Getting and Installing OPIE

OPIE can be had from http://www.inner.net. The most recent version as of this writing was 2.32. After downloading, building OPIE is a three-step process. If I've downloaded OPIE into /usr/local/src, I'd do the following:

# ./configure
# make
# make install

At this point, the real work begins: You need to get any users who will be using the OPIE server to run opiepassword to generate an initial pass-phrase. It is important that this is only done on a secure terminal.

Configuring OPIE

The server side of OPIE is taken care of when you do the make install step of the installation. Each user must be separately added to the OPIE database. This is done with the opiepasswd command, as shown in Listing 13.

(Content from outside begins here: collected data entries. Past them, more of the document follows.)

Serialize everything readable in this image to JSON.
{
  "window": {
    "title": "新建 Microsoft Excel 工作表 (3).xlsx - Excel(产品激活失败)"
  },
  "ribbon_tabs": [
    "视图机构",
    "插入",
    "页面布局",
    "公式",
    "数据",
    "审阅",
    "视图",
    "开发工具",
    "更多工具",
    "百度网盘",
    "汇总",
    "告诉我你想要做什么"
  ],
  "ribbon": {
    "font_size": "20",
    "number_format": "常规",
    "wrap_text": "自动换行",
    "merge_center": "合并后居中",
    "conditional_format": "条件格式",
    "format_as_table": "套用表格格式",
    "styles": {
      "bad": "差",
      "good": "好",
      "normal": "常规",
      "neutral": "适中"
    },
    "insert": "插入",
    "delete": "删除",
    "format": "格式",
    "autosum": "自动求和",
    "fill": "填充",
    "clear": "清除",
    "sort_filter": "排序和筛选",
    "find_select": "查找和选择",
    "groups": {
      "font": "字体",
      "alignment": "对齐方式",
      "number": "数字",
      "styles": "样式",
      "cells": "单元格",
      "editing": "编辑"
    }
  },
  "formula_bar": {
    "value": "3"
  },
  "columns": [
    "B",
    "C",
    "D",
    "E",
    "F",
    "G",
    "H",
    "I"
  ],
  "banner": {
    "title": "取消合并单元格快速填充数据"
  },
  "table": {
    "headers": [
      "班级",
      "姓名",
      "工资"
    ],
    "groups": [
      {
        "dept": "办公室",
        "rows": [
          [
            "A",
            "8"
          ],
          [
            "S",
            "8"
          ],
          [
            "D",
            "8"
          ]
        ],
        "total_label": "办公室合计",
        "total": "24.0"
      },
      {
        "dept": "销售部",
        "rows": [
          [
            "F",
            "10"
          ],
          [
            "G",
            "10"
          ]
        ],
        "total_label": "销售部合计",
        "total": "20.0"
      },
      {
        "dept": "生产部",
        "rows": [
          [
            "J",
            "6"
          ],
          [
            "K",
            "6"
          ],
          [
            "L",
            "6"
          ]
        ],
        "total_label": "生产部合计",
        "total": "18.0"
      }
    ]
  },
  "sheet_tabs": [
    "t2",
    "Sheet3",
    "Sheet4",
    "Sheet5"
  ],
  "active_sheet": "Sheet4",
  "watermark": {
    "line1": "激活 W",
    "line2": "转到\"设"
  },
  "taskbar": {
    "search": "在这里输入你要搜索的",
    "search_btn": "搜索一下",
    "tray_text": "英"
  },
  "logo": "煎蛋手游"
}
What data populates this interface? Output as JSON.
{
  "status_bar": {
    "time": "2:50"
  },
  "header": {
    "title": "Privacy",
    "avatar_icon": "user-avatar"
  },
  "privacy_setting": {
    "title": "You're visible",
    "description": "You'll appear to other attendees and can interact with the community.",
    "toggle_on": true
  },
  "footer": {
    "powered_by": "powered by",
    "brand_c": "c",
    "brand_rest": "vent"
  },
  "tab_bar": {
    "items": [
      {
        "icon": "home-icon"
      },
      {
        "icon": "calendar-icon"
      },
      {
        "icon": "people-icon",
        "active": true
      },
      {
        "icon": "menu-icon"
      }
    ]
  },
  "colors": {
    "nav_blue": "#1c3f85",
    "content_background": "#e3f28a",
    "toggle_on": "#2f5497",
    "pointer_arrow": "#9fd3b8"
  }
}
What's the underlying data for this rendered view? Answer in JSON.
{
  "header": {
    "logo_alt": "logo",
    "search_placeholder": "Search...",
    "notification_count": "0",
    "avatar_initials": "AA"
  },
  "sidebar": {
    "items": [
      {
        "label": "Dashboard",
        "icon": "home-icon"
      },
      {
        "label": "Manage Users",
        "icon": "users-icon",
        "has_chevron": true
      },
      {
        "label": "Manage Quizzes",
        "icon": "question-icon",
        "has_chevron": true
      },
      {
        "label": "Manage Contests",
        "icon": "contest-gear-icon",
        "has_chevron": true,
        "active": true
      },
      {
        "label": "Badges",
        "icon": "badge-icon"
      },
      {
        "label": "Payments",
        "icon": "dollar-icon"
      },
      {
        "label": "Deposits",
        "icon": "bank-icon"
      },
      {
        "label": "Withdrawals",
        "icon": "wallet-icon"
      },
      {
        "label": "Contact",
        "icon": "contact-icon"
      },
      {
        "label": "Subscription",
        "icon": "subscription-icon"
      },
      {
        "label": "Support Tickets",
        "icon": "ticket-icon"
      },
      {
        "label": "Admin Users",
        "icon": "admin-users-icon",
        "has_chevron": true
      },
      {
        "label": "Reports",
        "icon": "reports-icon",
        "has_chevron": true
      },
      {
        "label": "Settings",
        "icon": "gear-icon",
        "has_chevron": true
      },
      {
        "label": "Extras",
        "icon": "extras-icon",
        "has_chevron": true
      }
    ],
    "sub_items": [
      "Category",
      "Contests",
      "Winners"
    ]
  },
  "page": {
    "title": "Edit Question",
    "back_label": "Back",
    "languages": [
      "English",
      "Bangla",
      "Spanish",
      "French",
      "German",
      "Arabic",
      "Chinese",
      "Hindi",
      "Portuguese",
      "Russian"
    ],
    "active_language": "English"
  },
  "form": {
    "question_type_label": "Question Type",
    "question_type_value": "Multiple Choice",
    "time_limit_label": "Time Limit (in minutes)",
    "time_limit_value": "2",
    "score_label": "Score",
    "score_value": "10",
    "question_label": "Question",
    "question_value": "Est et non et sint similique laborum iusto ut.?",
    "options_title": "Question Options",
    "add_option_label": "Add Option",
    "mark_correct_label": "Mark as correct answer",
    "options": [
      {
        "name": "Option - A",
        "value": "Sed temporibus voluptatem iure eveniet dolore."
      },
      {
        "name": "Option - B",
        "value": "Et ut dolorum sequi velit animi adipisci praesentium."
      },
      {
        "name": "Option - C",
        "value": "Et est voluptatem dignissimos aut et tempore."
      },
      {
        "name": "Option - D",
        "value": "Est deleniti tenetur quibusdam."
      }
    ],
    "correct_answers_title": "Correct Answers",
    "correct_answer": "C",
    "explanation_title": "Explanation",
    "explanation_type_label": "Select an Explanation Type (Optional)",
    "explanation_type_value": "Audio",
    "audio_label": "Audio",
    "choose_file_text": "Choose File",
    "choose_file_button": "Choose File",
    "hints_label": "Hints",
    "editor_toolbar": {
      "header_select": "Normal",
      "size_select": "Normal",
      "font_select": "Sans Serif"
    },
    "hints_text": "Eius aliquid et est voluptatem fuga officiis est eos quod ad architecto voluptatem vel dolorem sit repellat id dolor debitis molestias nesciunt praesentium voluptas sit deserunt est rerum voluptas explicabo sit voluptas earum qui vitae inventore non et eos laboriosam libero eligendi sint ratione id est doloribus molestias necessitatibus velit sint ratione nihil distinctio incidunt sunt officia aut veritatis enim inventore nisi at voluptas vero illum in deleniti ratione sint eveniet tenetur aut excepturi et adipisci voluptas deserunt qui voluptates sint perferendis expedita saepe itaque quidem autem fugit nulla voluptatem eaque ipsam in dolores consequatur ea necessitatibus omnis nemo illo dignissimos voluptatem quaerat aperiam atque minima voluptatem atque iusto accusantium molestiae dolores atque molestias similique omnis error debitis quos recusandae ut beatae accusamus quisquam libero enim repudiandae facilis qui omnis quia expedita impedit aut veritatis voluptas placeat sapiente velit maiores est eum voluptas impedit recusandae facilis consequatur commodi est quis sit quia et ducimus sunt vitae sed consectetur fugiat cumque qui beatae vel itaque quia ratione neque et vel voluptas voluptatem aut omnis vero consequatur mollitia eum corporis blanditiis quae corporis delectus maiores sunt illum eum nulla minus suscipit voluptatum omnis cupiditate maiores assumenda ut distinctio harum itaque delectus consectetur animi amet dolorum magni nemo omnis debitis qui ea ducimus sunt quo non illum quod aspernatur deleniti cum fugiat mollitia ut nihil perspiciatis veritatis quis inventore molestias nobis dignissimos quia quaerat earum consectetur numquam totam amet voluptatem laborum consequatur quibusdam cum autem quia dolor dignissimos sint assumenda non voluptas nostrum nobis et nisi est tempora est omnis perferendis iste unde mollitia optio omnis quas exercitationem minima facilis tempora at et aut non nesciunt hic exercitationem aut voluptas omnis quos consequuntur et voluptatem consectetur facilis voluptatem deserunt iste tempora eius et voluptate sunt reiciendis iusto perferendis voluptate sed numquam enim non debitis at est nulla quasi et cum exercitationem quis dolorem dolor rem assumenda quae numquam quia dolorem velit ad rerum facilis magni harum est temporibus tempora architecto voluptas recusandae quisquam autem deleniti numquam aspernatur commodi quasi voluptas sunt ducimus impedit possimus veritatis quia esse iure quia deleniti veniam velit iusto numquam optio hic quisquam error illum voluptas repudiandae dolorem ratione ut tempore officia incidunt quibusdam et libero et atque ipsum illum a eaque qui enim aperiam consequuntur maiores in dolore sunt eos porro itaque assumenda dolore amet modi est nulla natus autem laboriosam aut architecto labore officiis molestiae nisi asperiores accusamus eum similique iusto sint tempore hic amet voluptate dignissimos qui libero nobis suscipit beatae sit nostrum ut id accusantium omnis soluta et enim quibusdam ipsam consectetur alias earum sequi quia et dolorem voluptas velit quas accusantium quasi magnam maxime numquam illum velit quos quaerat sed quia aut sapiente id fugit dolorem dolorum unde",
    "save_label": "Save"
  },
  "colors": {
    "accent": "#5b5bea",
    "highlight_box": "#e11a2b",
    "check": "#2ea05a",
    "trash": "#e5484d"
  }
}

Listing 13 Using opiepasswd

[pate@cherry sgml]$ opiepasswd -n 497 -c
Updating pate:
Reminder - Only use this method from the console;
NEVER from remote. If you
are using telnet, xterm, or a dial-in, type ^C now or
exit with no password.
Then run opiepasswd without the -c parameter.
Using MD5 to compute responses.
Enter old secret pass phrase:
Enter new secret pass phrase:
Again new secret pass phrase:

ID pate OPIE key is 497 cr1997
[pate@cherry sgml]$

OPIE at Work

After you've got OPIE installed and configured, the fun begins. When you telnet in to the opiefied box, you'll go through the process shown in Listing 14.

Listing 14 Connecting to a Remote Host with OPIE

[pate@cherry sgml]$ telnet
Connected to
Escape character is '^]'.
Red Hat Linux release 6.2 (Zoot)
Kernel 2.2.14-5.0 on an i586
login: pate
otp-md5 497 cr1997 ext

Response: phi clay mood void eli bird
Last login: Fri Sep 1 05:27:20 from crashtestdummy
[pate@crashtestdummy pate]$

The actual response generated from the otp-md56 program is given in Listing 15.

Listing 15 Using otp5 on Your Local Host

[pate@cherry pate]$ otp5 497 cr1997
Using the MD5 algorithm to compute response.
Reminder:Don't use opiekey from telnet or dial-in sessions
Enter secret pass phrase:
[pate@cherry pate]$

The reminder shown in this output is important. OPIE does not do any encryption of your traffic, so if you were to use opiekey (under any of its names) you would be divulging your pass phrase to anyone capable of seeing the packets you're sending. In fact, if I tried to run this same command from my telnet session into crashtestdummy, it would fail with an error reminding that I was not on a secure terminal.